According to KSL, the anonymous woman from Cedar City, Utah, had stopped off to use the loo on 8 March when she was given the hastily written message which she was asked to pass along to the police.
“We were just on our way home from St. George and pulled over at that gas station, and I just went in to use the restroom,” the woman, who was handed the scrap of paper with a warning on it, said.
“When I came out, the lady just kind of flung the door open, she handed me the paper and said ‘please give this to police’.
“I said ‘Are you in trouble?’ and she said ‘Yes,’ and I said ‘Ok I’ll help you,’. Then she said, ‘Give this to police I have to go, he’s waiting right outside, he’s right there’ and she was like shaking.”
Pretending she was on her phone, the woman got a video of the alleged kidnapper and then saw them get into the same car, a Chevrolet Equinox, just as the other woman had written on her warning.
Following the car so she could see the number plate, she then called the police and relayed the message.
A deputy from Iron County Sheriff’s Office pulled the car over and saw that a woman inside was ‘not behaving normally’, and the 53-year-old man was arrested.

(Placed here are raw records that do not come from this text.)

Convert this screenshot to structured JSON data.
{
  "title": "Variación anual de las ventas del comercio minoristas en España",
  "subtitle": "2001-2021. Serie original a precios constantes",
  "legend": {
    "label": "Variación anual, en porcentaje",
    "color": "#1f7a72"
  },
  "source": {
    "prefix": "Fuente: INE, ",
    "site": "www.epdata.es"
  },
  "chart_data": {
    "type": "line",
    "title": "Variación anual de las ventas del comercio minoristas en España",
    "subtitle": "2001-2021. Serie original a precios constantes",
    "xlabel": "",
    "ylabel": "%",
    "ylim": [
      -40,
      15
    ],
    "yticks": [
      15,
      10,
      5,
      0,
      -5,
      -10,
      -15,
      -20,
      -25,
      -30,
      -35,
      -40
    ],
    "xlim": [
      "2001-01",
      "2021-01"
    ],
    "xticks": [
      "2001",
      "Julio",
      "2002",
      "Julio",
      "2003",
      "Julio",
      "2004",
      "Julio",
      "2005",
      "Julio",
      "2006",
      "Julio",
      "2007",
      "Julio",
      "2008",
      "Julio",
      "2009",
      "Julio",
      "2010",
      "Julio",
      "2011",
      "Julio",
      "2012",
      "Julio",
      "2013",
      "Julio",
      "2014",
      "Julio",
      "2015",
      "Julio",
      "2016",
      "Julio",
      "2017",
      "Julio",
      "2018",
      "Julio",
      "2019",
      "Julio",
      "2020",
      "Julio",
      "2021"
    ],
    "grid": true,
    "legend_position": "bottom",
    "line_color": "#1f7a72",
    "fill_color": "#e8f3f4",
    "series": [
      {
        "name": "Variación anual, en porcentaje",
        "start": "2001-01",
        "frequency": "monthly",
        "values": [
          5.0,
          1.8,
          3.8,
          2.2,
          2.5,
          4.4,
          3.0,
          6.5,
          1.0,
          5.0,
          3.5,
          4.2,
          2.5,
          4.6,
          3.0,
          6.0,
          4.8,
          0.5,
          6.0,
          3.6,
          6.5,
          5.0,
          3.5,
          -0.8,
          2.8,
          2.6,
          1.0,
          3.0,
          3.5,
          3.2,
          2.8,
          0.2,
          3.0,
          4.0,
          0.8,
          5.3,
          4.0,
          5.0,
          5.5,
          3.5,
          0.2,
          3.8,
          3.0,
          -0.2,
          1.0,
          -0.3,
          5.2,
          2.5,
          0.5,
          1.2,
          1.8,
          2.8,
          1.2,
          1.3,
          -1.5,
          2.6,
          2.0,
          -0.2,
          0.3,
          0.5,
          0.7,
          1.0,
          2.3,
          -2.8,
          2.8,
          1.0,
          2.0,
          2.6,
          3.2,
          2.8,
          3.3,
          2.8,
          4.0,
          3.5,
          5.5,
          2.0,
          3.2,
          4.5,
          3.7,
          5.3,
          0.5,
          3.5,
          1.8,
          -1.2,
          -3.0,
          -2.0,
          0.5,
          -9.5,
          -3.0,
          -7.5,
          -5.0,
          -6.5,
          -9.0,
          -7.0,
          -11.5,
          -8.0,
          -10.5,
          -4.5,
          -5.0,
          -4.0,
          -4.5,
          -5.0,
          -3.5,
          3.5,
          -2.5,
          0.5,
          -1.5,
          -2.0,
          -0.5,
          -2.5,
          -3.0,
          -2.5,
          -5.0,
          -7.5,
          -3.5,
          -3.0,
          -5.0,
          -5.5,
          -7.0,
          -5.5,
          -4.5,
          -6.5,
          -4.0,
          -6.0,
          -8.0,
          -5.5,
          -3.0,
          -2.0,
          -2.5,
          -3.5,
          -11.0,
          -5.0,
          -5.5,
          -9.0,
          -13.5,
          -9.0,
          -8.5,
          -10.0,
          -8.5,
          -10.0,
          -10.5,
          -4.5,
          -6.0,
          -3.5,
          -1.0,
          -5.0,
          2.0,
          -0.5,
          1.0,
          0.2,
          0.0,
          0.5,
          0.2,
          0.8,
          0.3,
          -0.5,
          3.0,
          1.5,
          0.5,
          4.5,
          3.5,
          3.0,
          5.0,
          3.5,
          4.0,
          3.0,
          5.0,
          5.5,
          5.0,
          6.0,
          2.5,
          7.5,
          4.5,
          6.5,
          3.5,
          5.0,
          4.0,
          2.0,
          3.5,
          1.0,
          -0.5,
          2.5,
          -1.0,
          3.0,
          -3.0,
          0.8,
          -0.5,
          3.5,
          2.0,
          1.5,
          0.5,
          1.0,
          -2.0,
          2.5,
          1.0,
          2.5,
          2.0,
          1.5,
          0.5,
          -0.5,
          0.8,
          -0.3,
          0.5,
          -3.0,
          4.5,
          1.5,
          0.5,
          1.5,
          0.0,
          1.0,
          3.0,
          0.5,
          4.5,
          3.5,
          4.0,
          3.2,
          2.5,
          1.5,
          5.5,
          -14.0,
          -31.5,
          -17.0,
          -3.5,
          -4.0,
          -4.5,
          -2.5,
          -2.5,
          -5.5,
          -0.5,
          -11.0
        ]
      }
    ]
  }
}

The woman in the car told officers she’d been in a relationship with him for 25 years and he had been driving her to work that morning when he changed the route and started accusing her of cheating on him.

The other side of the message from the woman who wrote a note saying she’d been ‘kidnapped’ (KSL)

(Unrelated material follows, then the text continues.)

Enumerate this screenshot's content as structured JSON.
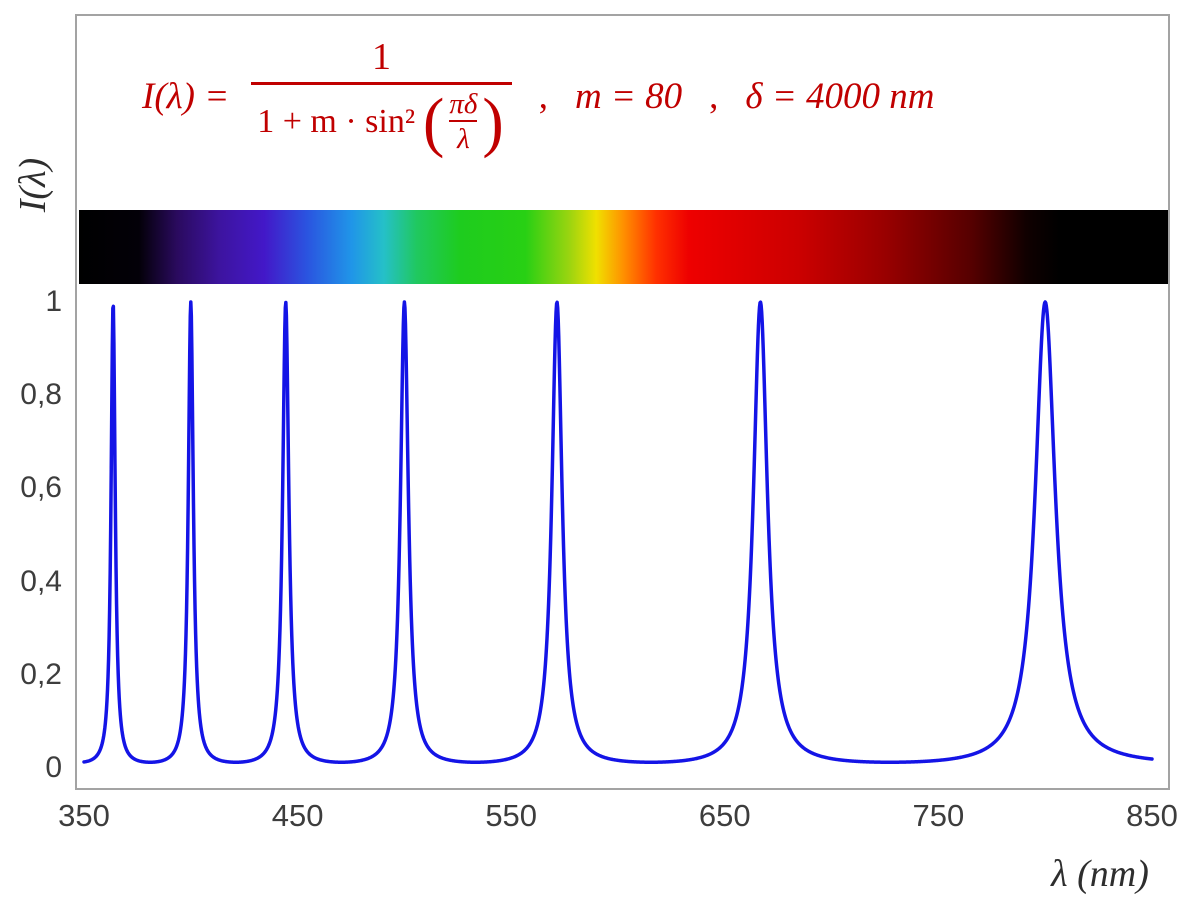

She claimed he wouldn’t let her out of the car and took her phone away so she couldn’t call anyone, while court documents record that he struck her in the face with his hand ‘causing lasting pain to her face and jaw’.
When officers first pulled him over the 53-year-old produced a fake ID, but after being read his rights he allowed officers to look in his wallet which contained his actual ID.

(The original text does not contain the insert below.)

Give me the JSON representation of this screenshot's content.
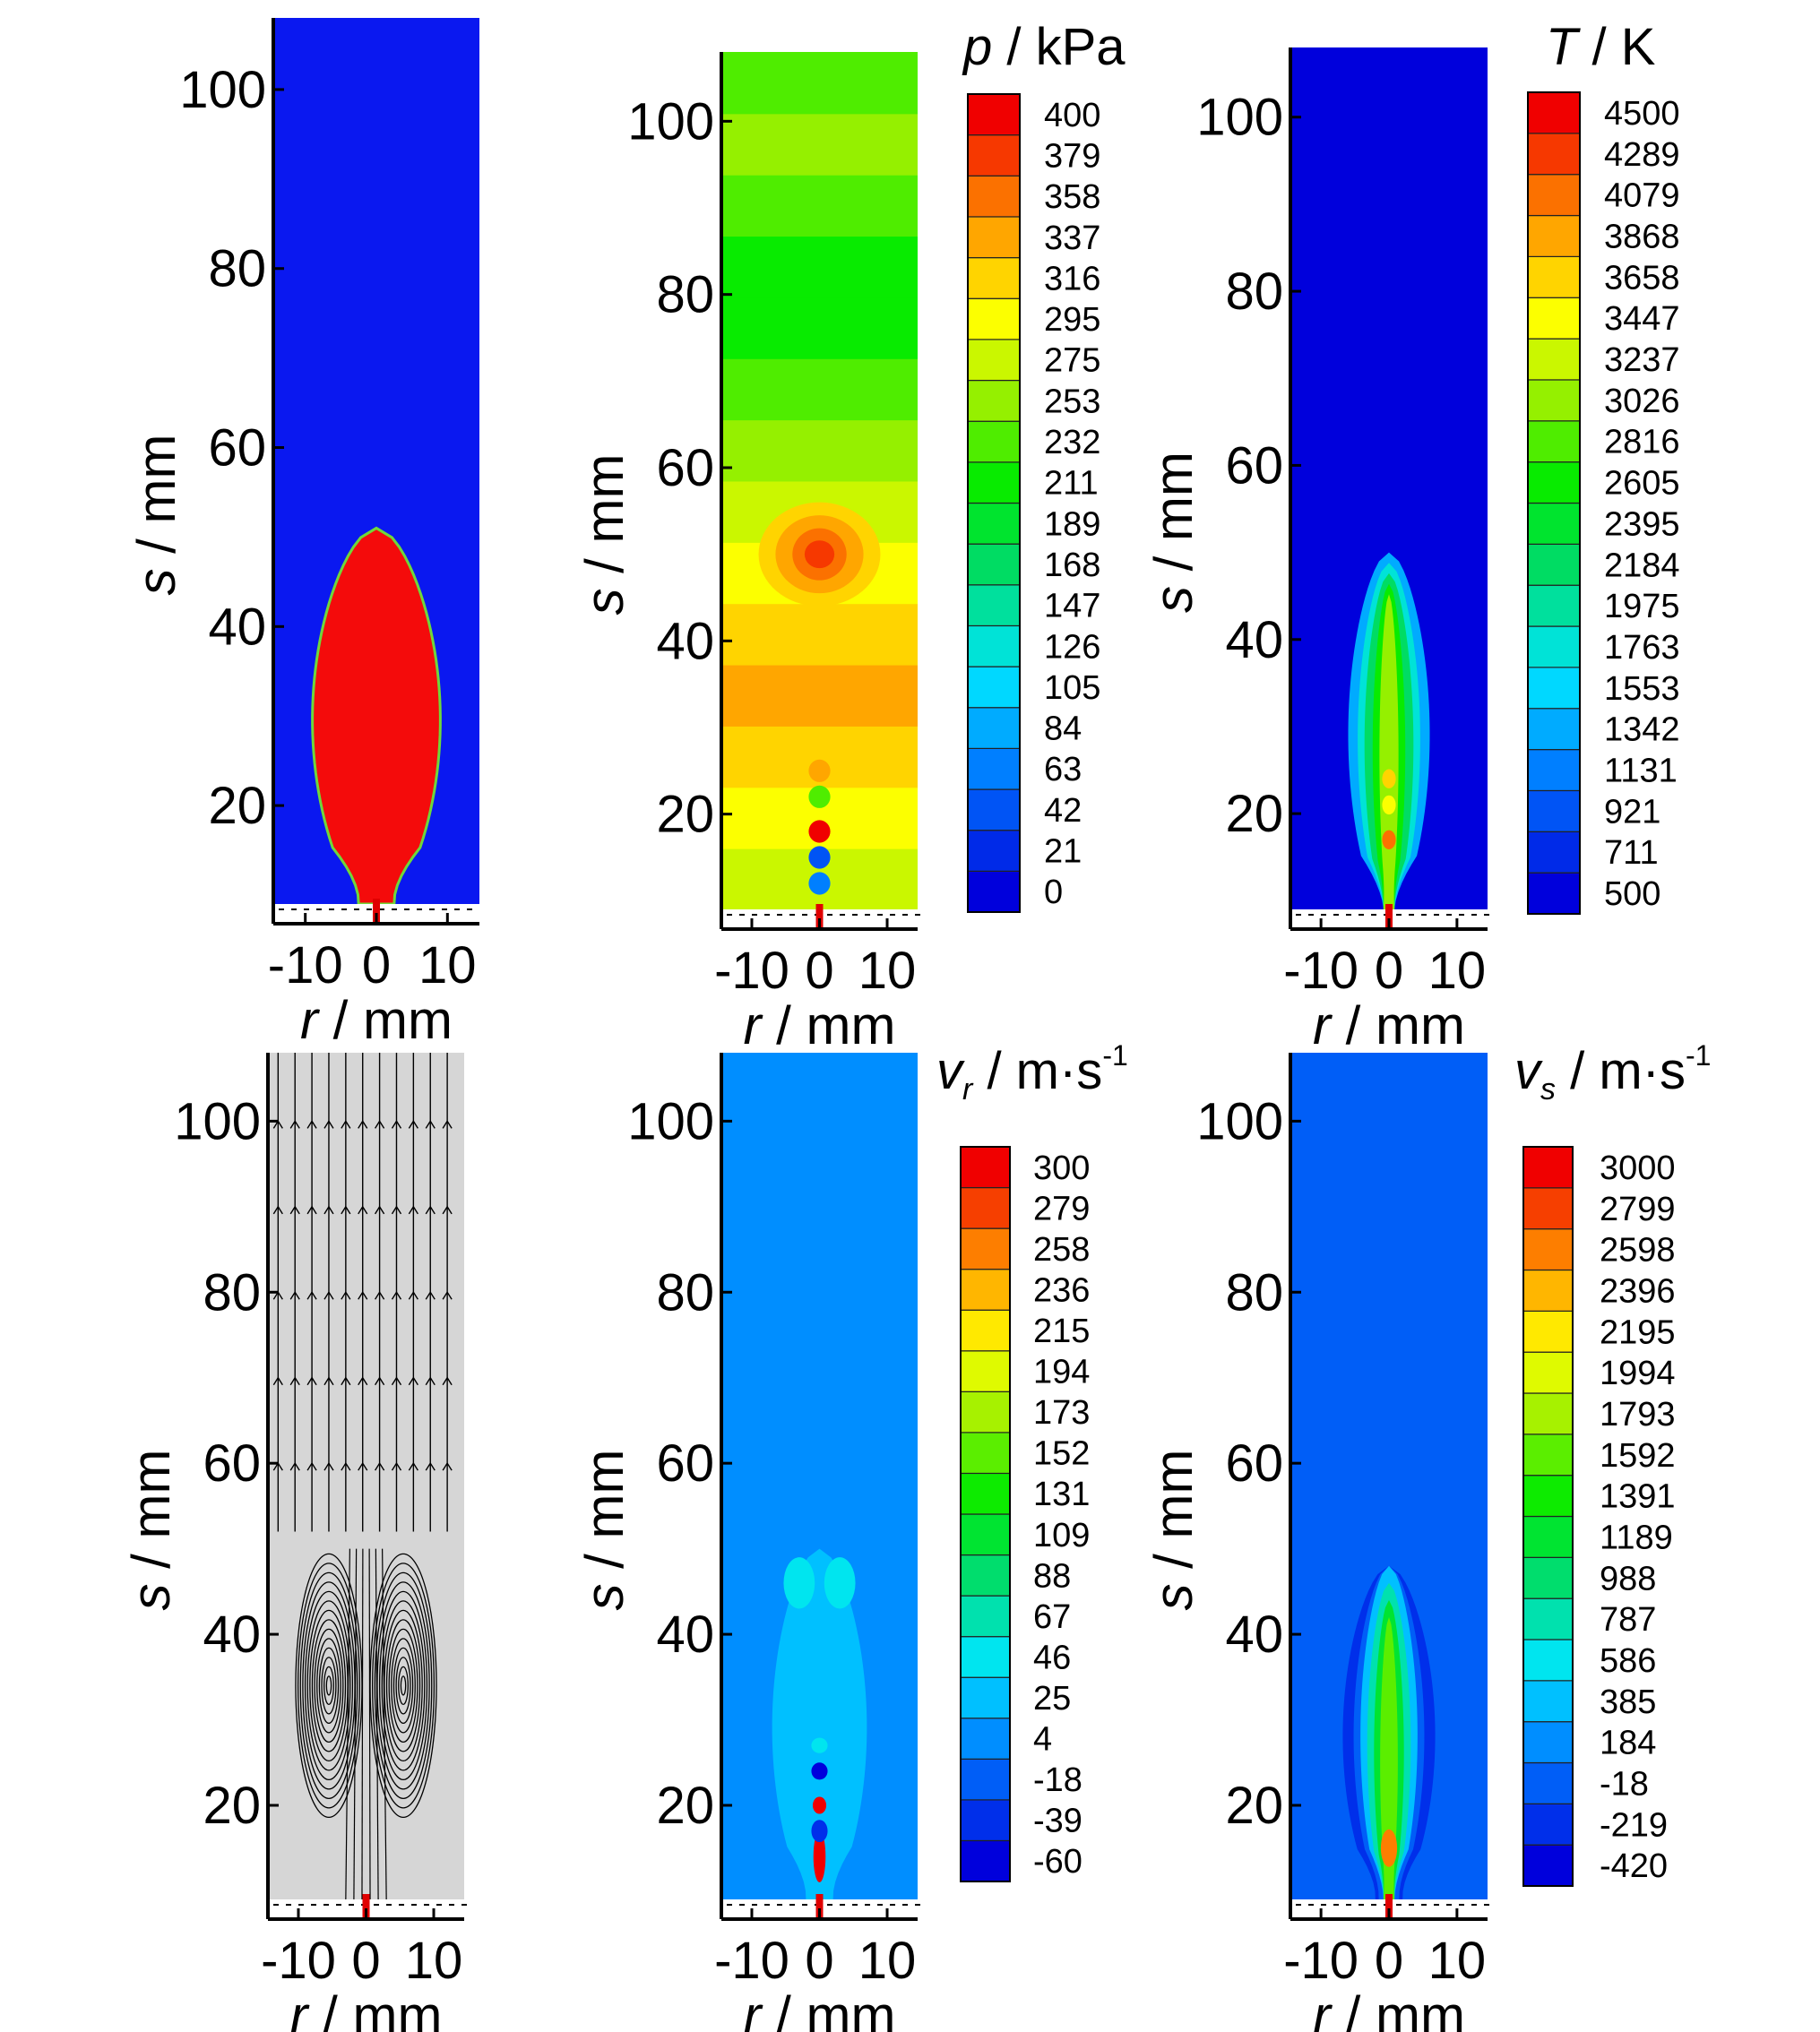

The woman who’d been passed the message and called the police had pulled her car over further down the road as she wanted to make sure officers wouldn’t let him drive off with the lady who said she’d been kidnapped.

The man was arrested, and at first gave a fake ID (KSL)
“I was just more worried like ‘What if she panics and says ‘I’m fine,’ – I just wanted to make sure the cops like… don’t let her go back with him, no matter what she says,” the woman who wished to remain anonymous said.